- Born: Terry Malikin 1942 (age 83–84) Washington, D.C.
- Education: University of Michigan Maryland Institute College of Art
- Known for: Photomontage
- Spouse: David Braunstein
- Website: terrybraunstein.com

= Terry Braunstein (artist) =

American artist (born 1942)

Terry Braunstein (née Malikin; born 1942) is a photomontage artist based in Long Beach, California. Her work has used multiple media – photography, installation, assemblage, painting, printmaking, video, sculpture and large permanent public art. She also creates artists' books (more than 90, between 1972 and 2016) – some published, most one-of-a-kind artists' books.

Braunstein's art references the style and form of artists Hannah Höch, Max Ernst, Joseph Cornell, László Moholy-Nagy, and Alexander Rodchenko.

In 2024, Braunstein donated most of her life's work to the University of Michigan Museum of Art (UMMA).

==Biography==
Terry Braunstein was born Helen Terry Malikin in Washington, D.C. She received her BFA from the University of Michigan in 1964 and her MFA in painting and printmaking from the Maryland Institute College of Art, where she studied with Grace Hartigan. She spent her junior year of college in Aix-en-Provence at l’Ecole des Beaux Arts on a Carnegie Grant. After receiving her MFA, she taught at Prince George's Community College, where she created the Printmaking Department, and later at Northern Virginia Community College. In 1976 she began teaching at the Corcoran School of Art, where she ultimately became the head of the 3rd Year Fine Arts Program and was named Professor Emeritus in 1986. When she moved to California in 1986, she was invited to be a visiting artist at California State University, Long Beach.

==Recognition==
In 1985, Braunstein was awarded a Visual Artist Fellowship by the National Endowment for the Arts. In 1999, and in 2012, she was awarded fellowships by the City of Long Beach. She was invited to Saratoga Springs, New York, for artist's residencies at Yaddo in 1997, 1999, 2003, and 2005. She was the recipient of the National Book Award of the Library Fellows of the National Museum of Women in the Arts for 1994. The resulting work, A Tale from the Fire, was published in April 1995. Terry Braunstein was the recipient of an Open Channels video grant from the Long Beach Museum of Art in 1992. In 2008, she was awarded an ARC Durfee Grant. In 2018, Braunstein was awarded a C.O.L.A. (City of Los Angeles) Individual Artists Fellowship.

==Public art==
Terry Braunstein's first public art commission was for a Los Angeles Metro-Rail Blue Line station at Anaheim Street. During the following 10 years, she was awarded a commission to create a major memorial to the Navy presence in Long Beach; porcelain panels for the elevators of L.B. City Hall; a tile mosaic street improvement project in downtown Long Beach; and a 10 ft high book, made of Byzantine mosaic, stainless steel and glass for the City of Cerritos. She was commissioned to create two photo-installations for the Los Angeles County Museum of Art's "Windows on Wilshire" series, curated by Howard Fox. In 2007 she completed mosaics and colored windows for the Sun Valley Health Center through the Los Angeles County Arts Commission, and projects for the L.B. Transit at six different bus stations, a North Long Beach Entryway mosaic for the Redevelopment Agency of Long Beach, and assisted Councilwoman Gerrie Schipske with art enhancements for Rosie the Riveter Park.

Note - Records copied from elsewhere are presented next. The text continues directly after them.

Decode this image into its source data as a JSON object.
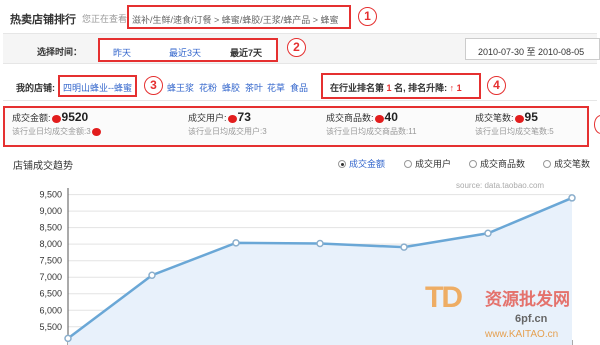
{
  "header": {
    "title": "热卖店铺排行",
    "lead": "您正在查看",
    "breadcrumb": "滋补/生鲜/速食/订餐 > 蜂蜜/蜂胶/王浆/蜂产品 > 蜂蜜"
  },
  "time_bar": {
    "label": "选择时间：",
    "options": [
      "昨天",
      "最近3天",
      "最近7天"
    ],
    "selected": "最近7天",
    "range_text": "2010-07-30 至  2010-08-05"
  },
  "categories": {
    "label": "我的店铺:",
    "shop": "四明山蜂业--蜂蜜",
    "items": [
      "蜂王浆",
      "花粉",
      "蜂胶",
      "茶叶",
      "花草",
      "食品"
    ],
    "rank_prefix": "在行业排名第",
    "rank": "1",
    "rank_mid": "名, 排名升降:",
    "rank_change": "↑ 1"
  },
  "stats": [
    {
      "label": "成交金额:",
      "value": "9520",
      "sub": "该行业日均成交金额:3"
    },
    {
      "label": "成交用户:",
      "value": "73",
      "sub": "该行业日均成交用户:3"
    },
    {
      "label": "成交商品数:",
      "value": "40",
      "sub": "该行业日均成交商品数:11"
    },
    {
      "label": "成交笔数:",
      "value": "95",
      "sub": "该行业日均成交笔数:5"
    }
  ],
  "trend": {
    "title": "店铺成交趋势",
    "options": [
      "成交金额",
      "成交用户",
      "成交商品数",
      "成交笔数"
    ],
    "selected": "成交金额",
    "source": "source: data.taobao.com"
  },
  "annotations": [
    "1",
    "2",
    "3",
    "4"
  ],
  "watermark": {
    "logo": "TD",
    "text": "资源批发网",
    "url1": "6pf.cn",
    "url2": "www.KAITAO.cn"
  },
  "colors": {
    "accent_red": "#e53030",
    "link_blue": "#3366cc",
    "series": "#6aa7d6",
    "fill": "#e8f1fb"
  },
  "chart_data": {
    "type": "area",
    "x": [
      1,
      2,
      3,
      4,
      5,
      6,
      7
    ],
    "series": [
      {
        "values": [
          5150,
          7060,
          8040,
          8020,
          7910,
          8330,
          9400
        ]
      }
    ],
    "yticks": [
      "9,500",
      "9,000",
      "8,500",
      "8,000",
      "7,500",
      "7,000",
      "6,500",
      "6,000",
      "5,500"
    ],
    "ylim": [
      5100,
      9700
    ],
    "grid": true
  }
}
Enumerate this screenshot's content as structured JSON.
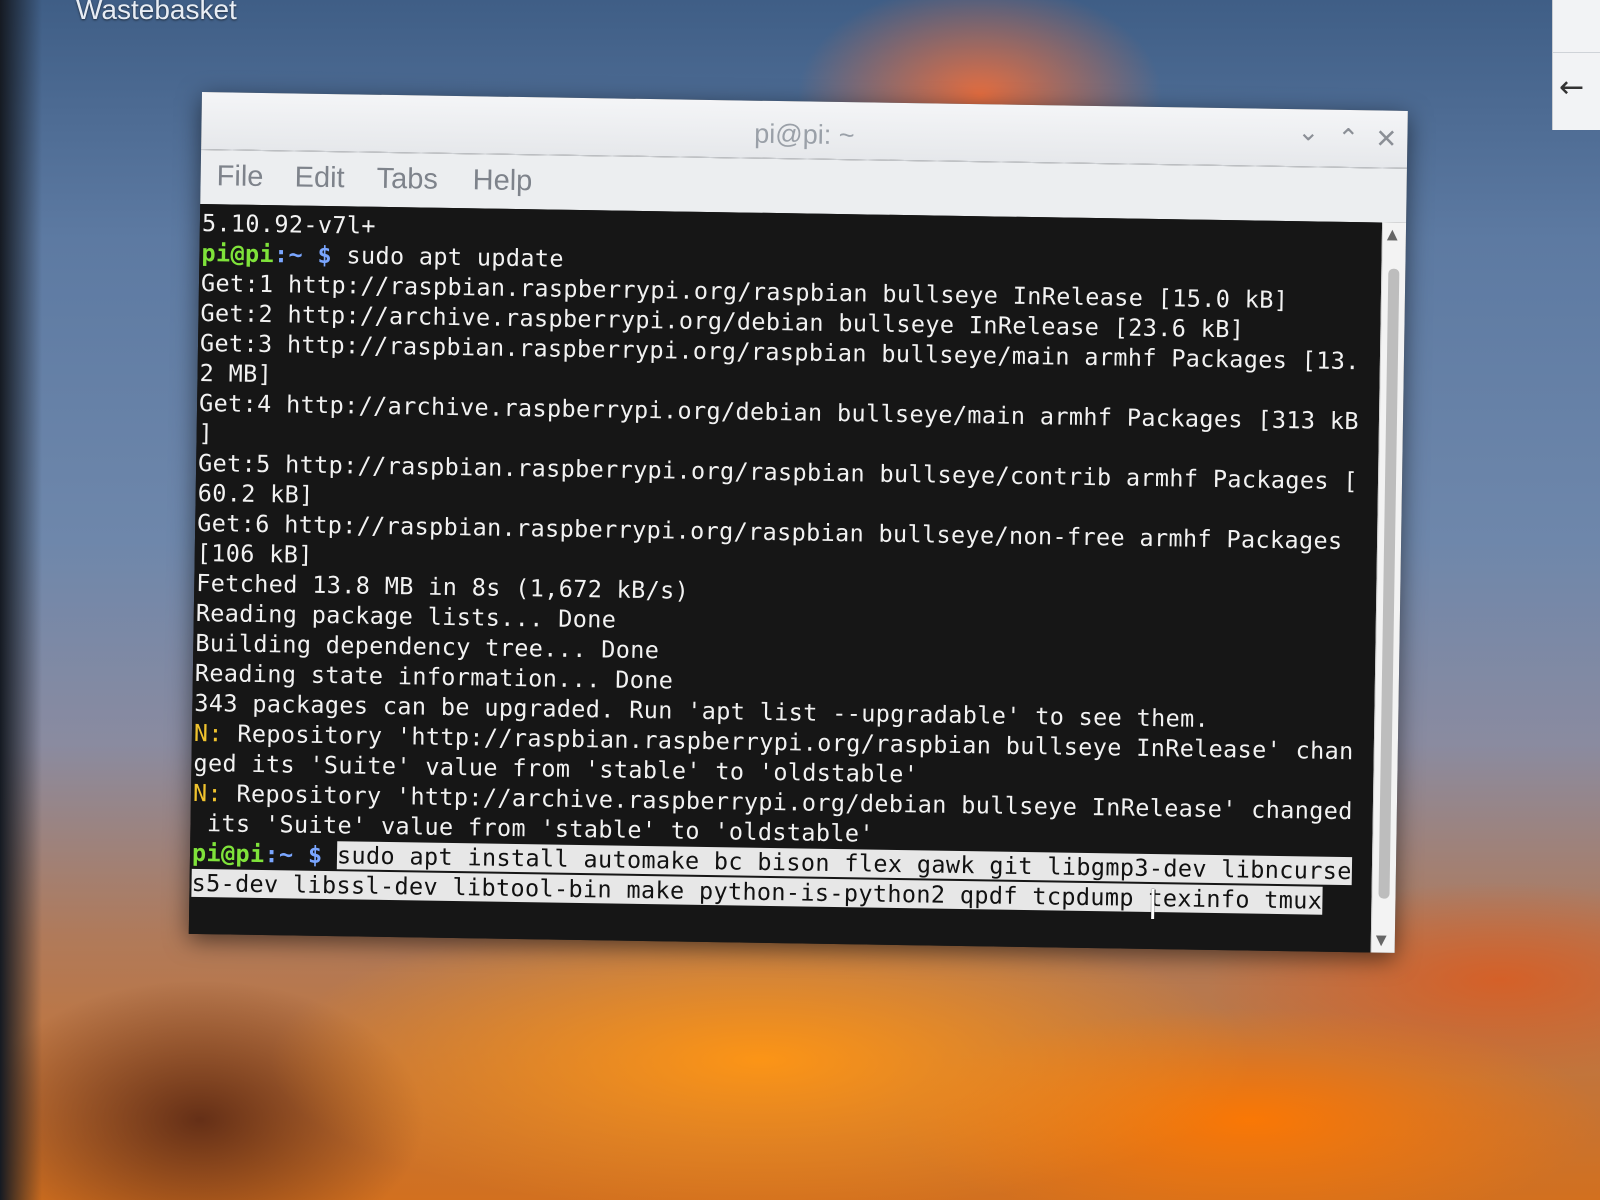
{
  "desktop": {
    "wastebasket_label": "Wastebasket",
    "right_panel_icon": "back-arrow-icon"
  },
  "window": {
    "title": "pi@pi: ~",
    "controls": {
      "minimize_glyph": "⌄",
      "maximize_glyph": "⌃",
      "close_glyph": "✕"
    }
  },
  "menu": {
    "file": "File",
    "edit": "Edit",
    "tabs": "Tabs",
    "help": "Help"
  },
  "terminal": {
    "prompt_user": "pi@pi",
    "prompt_path": ":~ $",
    "lines": {
      "l0": "5.10.92-v7l+",
      "l1_cmd": " sudo apt update",
      "l2": "Get:1 http://raspbian.raspberrypi.org/raspbian bullseye InRelease [15.0 kB]",
      "l3": "Get:2 http://archive.raspberrypi.org/debian bullseye InRelease [23.6 kB]",
      "l4": "Get:3 http://raspbian.raspberrypi.org/raspbian bullseye/main armhf Packages [13.",
      "l5": "2 MB]",
      "l6": "Get:4 http://archive.raspberrypi.org/debian bullseye/main armhf Packages [313 kB",
      "l7": "]",
      "l8": "Get:5 http://raspbian.raspberrypi.org/raspbian bullseye/contrib armhf Packages [",
      "l9": "60.2 kB]",
      "l10": "Get:6 http://raspbian.raspberrypi.org/raspbian bullseye/non-free armhf Packages",
      "l11": "[106 kB]",
      "l12": "Fetched 13.8 MB in 8s (1,672 kB/s)",
      "l13": "Reading package lists... Done",
      "l14": "Building dependency tree... Done",
      "l15": "Reading state information... Done",
      "l16": "343 packages can be upgraded. Run 'apt list --upgradable' to see them.",
      "l17_prefix": "N:",
      "l17": " Repository 'http://raspbian.raspberrypi.org/raspbian bullseye InRelease' chan",
      "l18": "ged its 'Suite' value from 'stable' to 'oldstable'",
      "l19_prefix": "N:",
      "l19": " Repository 'http://archive.raspberrypi.org/debian bullseye InRelease' changed",
      "l20": " its 'Suite' value from 'stable' to 'oldstable'",
      "l21_cmd": "sudo apt install automake bc bison flex gawk git libgmp3-dev libncurse",
      "l22_cmd": "s5-dev libssl-dev libtool-bin make python-is-python2 qpdf tcpdump texinfo tmux"
    }
  },
  "colors": {
    "prompt_user": "#7fe33a",
    "prompt_path": "#7aa6ff",
    "notice": "#f0c32e",
    "terminal_bg": "#161616"
  }
}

In 2013, Braunstein collaborated with choreographer Cyrus Parker-Jeannette and animator David Familian to create an installation-sculpture (10 ft high bookwork) titled Who is She? for a dance performance that was part of an NEA-funded project, A-Lot, through the Arts Council of Long Beach to bring art to underserved communities.

==Collections==
Braunstein's work is in the collections of the Getty Center for the Arts and Humanities, the National Museum of American Art, the Smithsonian American Art Museum, Los Angeles County Museum of Art, the Museum of Fine Arts Houston, the Walker Art Center, Bibliothèque Nationale in Paris, the Sackner Collection of Concrete Poetry, the Museum of Contemporary Art, Chicago, the Long Beach Museum of Art, and the Special Collections Library of the Museum of Modern Art in New York. Her photomontage book, Windows, was published in 1982 by the William Blake Press and the Visual Studies Workshop.

Today, her archive is housed at the University of Michigan Museum of Art (UMMA).

==Personal life==
She is married to David Braunstein and has two children, Samantha (Braunstein) Stein and Matthew Braunstein.